Since summer, she has angrily e-mailed City Hall about weeds that have overrun carefully landscaped medians, sometimes sprouting bushy stalks that grew over people's heads. Neighbors and city employees each insisted the other was responsible for maintaining the 2.3 miles of re-made roadway.

'Blight ... and no pride'

The taxpayer-funded project, part of a 2002 bond issue, was meant to buoy the area.

It is "working the complete opposite," Thomas said. "It's showing we have blight, we have no pride and the city doesn't care about us."

The recriminations highlight a challenge that residents and city workers have faced: keeping expectations clear in town center projects touted as public-private partnerships.

"The city isn't always easy to deal with. And we're not always easy to deal with, because we want what we want," said Kay Ehas, chair of the nonprofit Riverside-Avondale Preservation Inc. and an early advocate for the work on Stockton.

RAP and the city firefighters union have both been approached by the city about maintaining medians and roadsides where new trees and flowers like African irises are to be planted, roughly between Post Street and Phyllis Street. Another group that was expected to maintain the area had to withdraw.

There was no agreement by the time the first ceremonial shovels of dirt were tossed Wednesday, though Ehas said she expected it would be settled quickly.

"Do we agree that neighborhood groups should have to maintain rights of way? No, we think the city should do it," she said. "But, it is what it is."

Public Works Department crews mow grass along city roads and do edging when needed. But they say plainly they don't have time or resources to weed flower beds or police up fancier landscaping, said Kenny Logsdon, a senior planner who manages town center projects for the Housing and Neighborhoods Department.

That leaves Logsdon's office looking for someone else to step up.

"Public Works has pretty much already told me we're not going to build it unless we have that agreement," Logsdon said about the $570,000 Stockton project. He said one project in North Jacksonville was actually stopped briefly because of a disagreement about who would handle the upkeep.

Nineteen town center projects were sketched with part of a $12 million allotment for town centers. Two of those probably won't be built anytime soon because no more money is available, Logsdon said.

Who should maintain it?

The city requires maintenance contracts on projects that start now but didn't when the Rogero project wrapped up in 2009. And no one realized there was a problem until the company contracted to landscape the project completed a one-year maintenance commitment.
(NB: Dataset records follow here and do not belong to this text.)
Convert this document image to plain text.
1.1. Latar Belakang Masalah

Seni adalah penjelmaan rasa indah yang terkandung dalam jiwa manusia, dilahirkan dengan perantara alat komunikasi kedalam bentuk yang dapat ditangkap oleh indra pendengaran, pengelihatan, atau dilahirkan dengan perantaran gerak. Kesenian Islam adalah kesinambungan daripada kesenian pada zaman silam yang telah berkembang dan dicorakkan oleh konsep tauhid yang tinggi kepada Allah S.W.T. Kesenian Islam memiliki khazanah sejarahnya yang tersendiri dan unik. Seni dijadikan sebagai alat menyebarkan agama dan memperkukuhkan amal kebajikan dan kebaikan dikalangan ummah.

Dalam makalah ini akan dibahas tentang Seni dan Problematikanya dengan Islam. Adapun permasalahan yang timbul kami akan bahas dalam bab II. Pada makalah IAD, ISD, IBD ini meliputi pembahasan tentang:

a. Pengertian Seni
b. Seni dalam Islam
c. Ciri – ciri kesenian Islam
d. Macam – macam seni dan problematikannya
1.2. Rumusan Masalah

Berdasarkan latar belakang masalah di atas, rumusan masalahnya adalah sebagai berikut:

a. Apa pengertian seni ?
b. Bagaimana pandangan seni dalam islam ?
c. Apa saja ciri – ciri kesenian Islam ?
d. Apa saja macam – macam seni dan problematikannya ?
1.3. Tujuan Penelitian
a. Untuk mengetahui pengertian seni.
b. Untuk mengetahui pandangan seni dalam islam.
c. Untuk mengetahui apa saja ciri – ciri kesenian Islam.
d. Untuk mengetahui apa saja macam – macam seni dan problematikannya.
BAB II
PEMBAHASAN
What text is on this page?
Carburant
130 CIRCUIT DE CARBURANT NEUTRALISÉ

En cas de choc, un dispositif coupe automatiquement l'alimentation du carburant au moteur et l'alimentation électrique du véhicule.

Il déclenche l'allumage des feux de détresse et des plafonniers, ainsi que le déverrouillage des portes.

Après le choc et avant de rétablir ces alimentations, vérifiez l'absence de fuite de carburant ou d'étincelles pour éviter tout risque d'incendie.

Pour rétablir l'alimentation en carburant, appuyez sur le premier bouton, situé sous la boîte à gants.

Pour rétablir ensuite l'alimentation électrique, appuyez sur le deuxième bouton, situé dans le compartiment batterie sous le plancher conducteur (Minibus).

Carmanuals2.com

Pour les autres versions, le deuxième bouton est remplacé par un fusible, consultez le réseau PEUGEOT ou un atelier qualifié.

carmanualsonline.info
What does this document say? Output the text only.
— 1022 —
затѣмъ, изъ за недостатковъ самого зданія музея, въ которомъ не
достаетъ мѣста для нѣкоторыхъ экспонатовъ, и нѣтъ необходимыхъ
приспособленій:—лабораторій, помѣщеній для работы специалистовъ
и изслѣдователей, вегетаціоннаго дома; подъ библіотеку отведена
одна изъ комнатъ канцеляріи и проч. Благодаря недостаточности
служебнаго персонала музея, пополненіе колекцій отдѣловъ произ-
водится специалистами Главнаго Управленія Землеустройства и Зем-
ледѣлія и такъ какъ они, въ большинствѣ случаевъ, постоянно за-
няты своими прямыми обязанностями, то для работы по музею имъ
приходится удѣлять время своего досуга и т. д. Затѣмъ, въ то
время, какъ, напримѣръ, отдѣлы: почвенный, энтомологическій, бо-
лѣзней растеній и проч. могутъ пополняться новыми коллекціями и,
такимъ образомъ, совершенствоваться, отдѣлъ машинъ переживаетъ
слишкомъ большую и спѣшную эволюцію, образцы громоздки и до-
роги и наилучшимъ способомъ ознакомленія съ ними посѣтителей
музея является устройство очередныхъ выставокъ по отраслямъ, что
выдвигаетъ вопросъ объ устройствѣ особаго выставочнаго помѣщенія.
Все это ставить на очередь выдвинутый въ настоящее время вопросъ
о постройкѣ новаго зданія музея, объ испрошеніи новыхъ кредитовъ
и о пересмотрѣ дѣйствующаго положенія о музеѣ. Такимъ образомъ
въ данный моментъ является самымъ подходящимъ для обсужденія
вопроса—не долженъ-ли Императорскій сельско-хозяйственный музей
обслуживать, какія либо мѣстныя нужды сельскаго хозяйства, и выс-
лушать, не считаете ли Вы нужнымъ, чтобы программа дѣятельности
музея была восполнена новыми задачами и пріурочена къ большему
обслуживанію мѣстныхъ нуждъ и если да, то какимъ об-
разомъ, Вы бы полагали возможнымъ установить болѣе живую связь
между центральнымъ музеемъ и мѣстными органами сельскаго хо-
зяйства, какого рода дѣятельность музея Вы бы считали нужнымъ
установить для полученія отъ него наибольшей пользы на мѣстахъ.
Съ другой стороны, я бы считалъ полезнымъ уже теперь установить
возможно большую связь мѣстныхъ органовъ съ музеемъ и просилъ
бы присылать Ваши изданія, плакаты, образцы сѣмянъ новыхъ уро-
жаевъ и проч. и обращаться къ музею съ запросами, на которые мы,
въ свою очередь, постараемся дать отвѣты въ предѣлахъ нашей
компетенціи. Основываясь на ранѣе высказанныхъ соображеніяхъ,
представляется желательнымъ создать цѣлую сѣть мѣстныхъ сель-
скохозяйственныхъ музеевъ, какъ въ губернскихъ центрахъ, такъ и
"I get this strange phone call, and it comes from the city's project overseer," said Thomas, president of the Fort Caroline Club Estates South Civic Association.

"He says, 'Well ... [the contractor] has finished up, now you can start.' I said, 'What do you mean?' " she recalled. "He says, 'Well, they told us you were going to take over.' "

Thomas points out a 2010 city record says the city budgeted more than $17,000 to maintain town center plantings in Mayport, and smaller sums for St. Nicholas and San Marco.

Thomas and others from a committee that promoted the Rogero town center said they never agreed to maintain anything. She said she asked if the city was going to maintain the medians, and was told yes. She said there was no way her association would have been able to take care of a two-mile project.

"Our people are 70 and 80 years old," she said. "They don't weed their own yards."